Salt has been a hot topic of conversation for years with the increased popularity of salt-reduced products and increasing sales of Himalayan pink salts. To many, this seems quite the contradiction. People want less salt, but are happy with coloured salt? What is going on. Firstly, it is important to note that salt and sodium are not the same. Sodium is one half of the compound, the other at a ratio of 1:1 are chloride ions. (Sodium is what is usually listed on nutritional labels).
If in doubt, go back to your An. & Phys. The body requires a small amount of sodium for various neural processes such as nerve impulse and muscle contraction. However, the amount that the general population tends to consume is significantly higher than the body requires. Excess sodium puts the liver under quite a lot pressure in its attempt to maintain balance in the bloodstream. Have you ever noticed increased fluid retention when you’ve had super salty meals, or maybe when you went a bit overboard with the chicken salt? This is the body’s natural response to excess salt. The body will retain water in a bid to dilute the sodium which increases blood volume.
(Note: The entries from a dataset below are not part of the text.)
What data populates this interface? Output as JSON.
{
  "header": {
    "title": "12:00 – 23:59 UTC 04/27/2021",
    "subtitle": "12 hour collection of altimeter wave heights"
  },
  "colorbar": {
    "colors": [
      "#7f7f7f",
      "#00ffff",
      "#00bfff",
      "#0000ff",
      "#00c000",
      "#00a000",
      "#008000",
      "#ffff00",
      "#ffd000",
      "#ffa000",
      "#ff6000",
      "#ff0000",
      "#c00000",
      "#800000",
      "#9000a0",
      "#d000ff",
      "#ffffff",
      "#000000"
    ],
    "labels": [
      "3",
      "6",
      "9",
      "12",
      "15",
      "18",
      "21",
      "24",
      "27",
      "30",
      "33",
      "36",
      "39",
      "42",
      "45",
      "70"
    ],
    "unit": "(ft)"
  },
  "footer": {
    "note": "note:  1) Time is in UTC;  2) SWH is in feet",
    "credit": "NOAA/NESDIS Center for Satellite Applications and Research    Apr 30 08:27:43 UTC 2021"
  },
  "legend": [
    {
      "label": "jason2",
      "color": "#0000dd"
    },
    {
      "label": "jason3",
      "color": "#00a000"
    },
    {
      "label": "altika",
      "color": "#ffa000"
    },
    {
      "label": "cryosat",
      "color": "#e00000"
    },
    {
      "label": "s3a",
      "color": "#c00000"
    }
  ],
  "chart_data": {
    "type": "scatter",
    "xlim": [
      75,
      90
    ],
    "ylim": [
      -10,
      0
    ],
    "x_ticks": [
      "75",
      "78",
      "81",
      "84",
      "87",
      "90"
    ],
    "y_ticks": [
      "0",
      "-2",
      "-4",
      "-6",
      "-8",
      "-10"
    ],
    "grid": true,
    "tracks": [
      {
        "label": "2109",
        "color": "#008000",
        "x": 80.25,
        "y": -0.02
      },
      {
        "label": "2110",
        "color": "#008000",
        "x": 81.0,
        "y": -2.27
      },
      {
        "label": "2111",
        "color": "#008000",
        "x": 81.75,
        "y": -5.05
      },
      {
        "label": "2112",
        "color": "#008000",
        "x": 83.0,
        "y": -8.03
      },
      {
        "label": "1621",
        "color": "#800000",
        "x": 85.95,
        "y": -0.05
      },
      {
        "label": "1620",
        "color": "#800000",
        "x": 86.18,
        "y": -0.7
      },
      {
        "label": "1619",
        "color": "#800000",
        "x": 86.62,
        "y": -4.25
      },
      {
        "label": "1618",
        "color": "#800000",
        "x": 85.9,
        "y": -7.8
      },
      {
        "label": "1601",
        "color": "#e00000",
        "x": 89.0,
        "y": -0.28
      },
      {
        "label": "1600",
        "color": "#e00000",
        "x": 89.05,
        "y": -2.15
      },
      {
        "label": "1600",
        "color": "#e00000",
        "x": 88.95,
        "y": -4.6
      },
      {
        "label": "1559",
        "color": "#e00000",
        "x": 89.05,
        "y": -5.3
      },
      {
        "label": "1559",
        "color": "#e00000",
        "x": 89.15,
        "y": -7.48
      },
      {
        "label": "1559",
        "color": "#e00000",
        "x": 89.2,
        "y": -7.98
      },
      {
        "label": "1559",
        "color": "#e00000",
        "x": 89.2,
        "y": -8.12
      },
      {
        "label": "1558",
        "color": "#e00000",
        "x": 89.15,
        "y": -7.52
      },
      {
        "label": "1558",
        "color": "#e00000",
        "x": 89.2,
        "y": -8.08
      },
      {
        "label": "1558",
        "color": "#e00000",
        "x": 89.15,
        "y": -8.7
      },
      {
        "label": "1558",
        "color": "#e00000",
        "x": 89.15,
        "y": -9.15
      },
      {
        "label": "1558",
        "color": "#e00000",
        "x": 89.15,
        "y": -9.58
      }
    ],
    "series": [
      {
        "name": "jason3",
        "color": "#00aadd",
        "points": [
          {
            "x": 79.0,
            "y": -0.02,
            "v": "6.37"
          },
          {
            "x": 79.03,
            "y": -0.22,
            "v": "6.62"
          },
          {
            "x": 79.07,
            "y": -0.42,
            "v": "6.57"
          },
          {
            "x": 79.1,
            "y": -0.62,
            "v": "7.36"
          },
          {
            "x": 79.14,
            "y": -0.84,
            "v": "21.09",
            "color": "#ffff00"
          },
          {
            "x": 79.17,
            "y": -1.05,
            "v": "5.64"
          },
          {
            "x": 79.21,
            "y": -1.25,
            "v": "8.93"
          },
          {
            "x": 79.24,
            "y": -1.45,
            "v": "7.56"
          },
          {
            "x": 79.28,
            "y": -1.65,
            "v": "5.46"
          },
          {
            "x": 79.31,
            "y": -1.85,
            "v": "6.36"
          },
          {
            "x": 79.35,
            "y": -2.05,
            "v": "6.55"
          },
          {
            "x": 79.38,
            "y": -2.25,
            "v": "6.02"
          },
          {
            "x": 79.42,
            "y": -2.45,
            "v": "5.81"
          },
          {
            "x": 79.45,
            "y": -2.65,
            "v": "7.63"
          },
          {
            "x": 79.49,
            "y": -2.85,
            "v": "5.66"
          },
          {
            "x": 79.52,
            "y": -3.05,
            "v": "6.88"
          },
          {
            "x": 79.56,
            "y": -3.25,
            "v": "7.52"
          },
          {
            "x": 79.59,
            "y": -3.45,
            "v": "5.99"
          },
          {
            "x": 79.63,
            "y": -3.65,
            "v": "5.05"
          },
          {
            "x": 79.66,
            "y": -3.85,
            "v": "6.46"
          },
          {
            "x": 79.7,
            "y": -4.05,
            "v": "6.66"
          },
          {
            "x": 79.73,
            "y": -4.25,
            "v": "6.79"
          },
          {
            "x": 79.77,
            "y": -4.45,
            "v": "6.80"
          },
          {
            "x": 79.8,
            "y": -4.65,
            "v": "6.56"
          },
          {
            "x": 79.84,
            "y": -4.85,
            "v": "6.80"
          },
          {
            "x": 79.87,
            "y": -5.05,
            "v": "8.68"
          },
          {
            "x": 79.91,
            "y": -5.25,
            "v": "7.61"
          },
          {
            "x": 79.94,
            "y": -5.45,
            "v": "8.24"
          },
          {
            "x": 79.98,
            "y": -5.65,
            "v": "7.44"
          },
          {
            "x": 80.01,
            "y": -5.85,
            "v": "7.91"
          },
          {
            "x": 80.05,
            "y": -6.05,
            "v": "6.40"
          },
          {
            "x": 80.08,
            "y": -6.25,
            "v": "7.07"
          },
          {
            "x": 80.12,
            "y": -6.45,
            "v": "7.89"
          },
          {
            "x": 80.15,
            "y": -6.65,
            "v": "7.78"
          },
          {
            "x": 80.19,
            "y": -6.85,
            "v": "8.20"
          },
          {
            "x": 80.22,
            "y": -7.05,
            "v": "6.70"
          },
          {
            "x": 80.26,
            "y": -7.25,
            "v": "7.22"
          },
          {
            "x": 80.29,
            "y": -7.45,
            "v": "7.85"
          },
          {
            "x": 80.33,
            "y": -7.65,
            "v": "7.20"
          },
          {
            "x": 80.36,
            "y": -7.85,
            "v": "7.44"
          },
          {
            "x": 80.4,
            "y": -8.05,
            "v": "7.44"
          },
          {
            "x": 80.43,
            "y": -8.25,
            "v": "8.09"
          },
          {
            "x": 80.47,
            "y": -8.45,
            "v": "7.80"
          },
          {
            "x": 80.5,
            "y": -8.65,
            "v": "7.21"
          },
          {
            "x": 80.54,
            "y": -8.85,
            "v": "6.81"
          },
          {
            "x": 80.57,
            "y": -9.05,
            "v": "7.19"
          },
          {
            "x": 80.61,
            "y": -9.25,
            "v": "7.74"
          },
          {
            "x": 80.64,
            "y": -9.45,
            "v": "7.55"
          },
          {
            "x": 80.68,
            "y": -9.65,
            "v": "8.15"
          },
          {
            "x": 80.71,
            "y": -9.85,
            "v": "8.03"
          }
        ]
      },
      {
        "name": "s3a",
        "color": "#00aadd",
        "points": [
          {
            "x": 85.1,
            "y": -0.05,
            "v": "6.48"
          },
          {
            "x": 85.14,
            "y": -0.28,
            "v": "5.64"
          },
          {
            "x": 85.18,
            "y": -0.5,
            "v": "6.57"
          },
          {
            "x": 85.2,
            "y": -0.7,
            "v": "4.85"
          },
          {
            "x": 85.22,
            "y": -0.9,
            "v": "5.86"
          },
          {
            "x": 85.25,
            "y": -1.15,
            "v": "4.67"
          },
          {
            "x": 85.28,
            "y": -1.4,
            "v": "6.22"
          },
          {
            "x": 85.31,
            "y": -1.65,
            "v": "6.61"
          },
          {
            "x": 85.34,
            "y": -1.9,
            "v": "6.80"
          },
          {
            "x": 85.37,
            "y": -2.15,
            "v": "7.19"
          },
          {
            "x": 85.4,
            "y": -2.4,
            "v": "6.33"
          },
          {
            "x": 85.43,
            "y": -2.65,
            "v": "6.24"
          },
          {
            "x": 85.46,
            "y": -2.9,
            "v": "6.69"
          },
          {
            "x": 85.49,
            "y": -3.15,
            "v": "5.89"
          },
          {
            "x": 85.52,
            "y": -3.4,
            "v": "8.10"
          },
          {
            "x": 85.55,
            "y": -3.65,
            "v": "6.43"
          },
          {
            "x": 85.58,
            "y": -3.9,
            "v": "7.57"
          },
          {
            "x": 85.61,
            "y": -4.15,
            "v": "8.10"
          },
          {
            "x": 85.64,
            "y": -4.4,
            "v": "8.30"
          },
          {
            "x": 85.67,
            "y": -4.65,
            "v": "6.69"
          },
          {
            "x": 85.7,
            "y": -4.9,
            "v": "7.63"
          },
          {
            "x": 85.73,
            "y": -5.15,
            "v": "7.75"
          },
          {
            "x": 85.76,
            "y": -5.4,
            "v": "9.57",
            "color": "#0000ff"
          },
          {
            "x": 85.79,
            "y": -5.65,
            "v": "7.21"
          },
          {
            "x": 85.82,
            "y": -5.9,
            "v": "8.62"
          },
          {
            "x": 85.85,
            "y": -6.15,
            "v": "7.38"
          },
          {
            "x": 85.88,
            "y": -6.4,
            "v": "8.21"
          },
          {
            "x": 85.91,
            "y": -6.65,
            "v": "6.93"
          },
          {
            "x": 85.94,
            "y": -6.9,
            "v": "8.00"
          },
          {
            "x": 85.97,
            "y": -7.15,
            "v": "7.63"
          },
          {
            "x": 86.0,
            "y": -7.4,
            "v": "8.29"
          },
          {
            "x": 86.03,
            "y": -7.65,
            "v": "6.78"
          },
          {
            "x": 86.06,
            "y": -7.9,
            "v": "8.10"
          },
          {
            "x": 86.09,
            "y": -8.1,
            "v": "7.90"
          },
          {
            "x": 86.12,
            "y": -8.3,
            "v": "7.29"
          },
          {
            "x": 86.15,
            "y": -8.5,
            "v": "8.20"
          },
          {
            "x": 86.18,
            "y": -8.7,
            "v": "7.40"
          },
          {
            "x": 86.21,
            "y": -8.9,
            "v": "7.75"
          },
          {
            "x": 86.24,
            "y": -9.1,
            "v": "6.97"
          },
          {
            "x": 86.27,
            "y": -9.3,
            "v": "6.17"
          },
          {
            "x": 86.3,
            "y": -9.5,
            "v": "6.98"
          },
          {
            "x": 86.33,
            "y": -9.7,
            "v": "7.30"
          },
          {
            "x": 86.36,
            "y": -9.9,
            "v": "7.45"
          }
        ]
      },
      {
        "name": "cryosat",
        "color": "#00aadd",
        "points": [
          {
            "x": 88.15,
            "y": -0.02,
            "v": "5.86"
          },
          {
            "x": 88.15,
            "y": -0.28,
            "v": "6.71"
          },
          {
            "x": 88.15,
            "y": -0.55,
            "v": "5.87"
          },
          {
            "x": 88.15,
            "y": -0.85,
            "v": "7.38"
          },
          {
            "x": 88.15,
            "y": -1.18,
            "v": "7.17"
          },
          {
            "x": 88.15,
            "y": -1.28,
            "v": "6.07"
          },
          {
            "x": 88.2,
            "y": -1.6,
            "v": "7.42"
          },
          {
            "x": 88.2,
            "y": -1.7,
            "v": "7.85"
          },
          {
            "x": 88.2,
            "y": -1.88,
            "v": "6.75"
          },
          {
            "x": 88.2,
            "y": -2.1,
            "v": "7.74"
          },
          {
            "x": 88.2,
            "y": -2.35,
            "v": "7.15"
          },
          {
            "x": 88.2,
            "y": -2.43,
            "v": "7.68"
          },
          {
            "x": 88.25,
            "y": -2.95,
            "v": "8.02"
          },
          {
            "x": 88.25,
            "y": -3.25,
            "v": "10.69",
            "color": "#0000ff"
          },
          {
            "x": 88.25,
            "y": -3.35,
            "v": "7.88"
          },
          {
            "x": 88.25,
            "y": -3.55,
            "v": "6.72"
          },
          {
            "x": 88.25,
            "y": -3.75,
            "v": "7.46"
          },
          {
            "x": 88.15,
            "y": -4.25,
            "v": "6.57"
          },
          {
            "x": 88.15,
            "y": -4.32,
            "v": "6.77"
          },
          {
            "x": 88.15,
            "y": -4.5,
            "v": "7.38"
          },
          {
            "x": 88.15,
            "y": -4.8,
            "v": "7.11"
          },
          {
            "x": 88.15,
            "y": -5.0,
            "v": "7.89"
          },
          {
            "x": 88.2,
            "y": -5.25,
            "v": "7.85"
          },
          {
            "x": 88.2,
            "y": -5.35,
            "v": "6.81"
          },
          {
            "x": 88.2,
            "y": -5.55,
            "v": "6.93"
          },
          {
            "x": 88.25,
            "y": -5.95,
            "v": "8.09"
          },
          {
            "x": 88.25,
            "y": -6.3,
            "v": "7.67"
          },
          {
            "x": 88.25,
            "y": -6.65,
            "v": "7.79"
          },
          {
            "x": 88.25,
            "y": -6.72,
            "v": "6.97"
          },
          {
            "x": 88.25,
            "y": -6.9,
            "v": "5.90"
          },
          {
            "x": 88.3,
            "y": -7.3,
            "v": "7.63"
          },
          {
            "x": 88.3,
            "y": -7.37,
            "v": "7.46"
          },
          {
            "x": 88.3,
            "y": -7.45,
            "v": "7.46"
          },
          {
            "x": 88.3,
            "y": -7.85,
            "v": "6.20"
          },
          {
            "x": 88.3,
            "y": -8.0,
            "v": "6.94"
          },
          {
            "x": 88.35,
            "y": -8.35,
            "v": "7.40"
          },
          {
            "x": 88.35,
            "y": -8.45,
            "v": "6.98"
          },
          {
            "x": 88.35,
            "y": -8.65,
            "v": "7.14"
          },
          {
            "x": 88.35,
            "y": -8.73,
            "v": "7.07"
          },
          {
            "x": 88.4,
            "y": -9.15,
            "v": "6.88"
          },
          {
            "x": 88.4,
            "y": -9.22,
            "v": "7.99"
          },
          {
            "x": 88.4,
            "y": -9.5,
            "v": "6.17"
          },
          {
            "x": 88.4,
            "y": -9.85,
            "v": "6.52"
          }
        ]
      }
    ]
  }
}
The higher the blood volume, the harder the heart needs to work and more pressure is placed against the arteriole walls which is a textbook definition for high blood pressure. This is only one result but it is the most common cardiovascular condition.
When looking at someone’s sodium intake it is important to understand the high risk individuals who will be more susceptible to developing health conditions from excessive salt consumption. These include:
- People over the age of 50,
- People already diagnosed with hypertension or heart disease, or,
- People diagnosed with diabetes.
To reduce the risk of developing cardiovascular diseases, The Heart Foundation (2017), recommends adults consume less than 6g of salt per day (2400mg sodium) which is equivalent to one teaspoon. For those with hypertension, 4g of salt per day is recommended at 1600mg sodium.
What about pink salt, rock salt, or Himalayan salt? Aren’t these better for you? When it comes down to it, salt is salt, regardless of the name and colour. The differences between pink salt and variations of, are the additional nutrients such as potassium, magnesium and calcium that are found in varieties of crystal salts. However, this does not mean you can shower your meals in pink salt and become invincible. The recommended teaspoon still applies even for pink, rock, ‘purple’, ‘green’ or ‘cerulean’ salt.
If you do enjoy your salt, it is important to ensure you body is getting enough fluid to maintain balance. So, increase your water consumption if your salt intake is slightly higher than recommended to assist your body to function optimally. Who needs the increase fluid retention!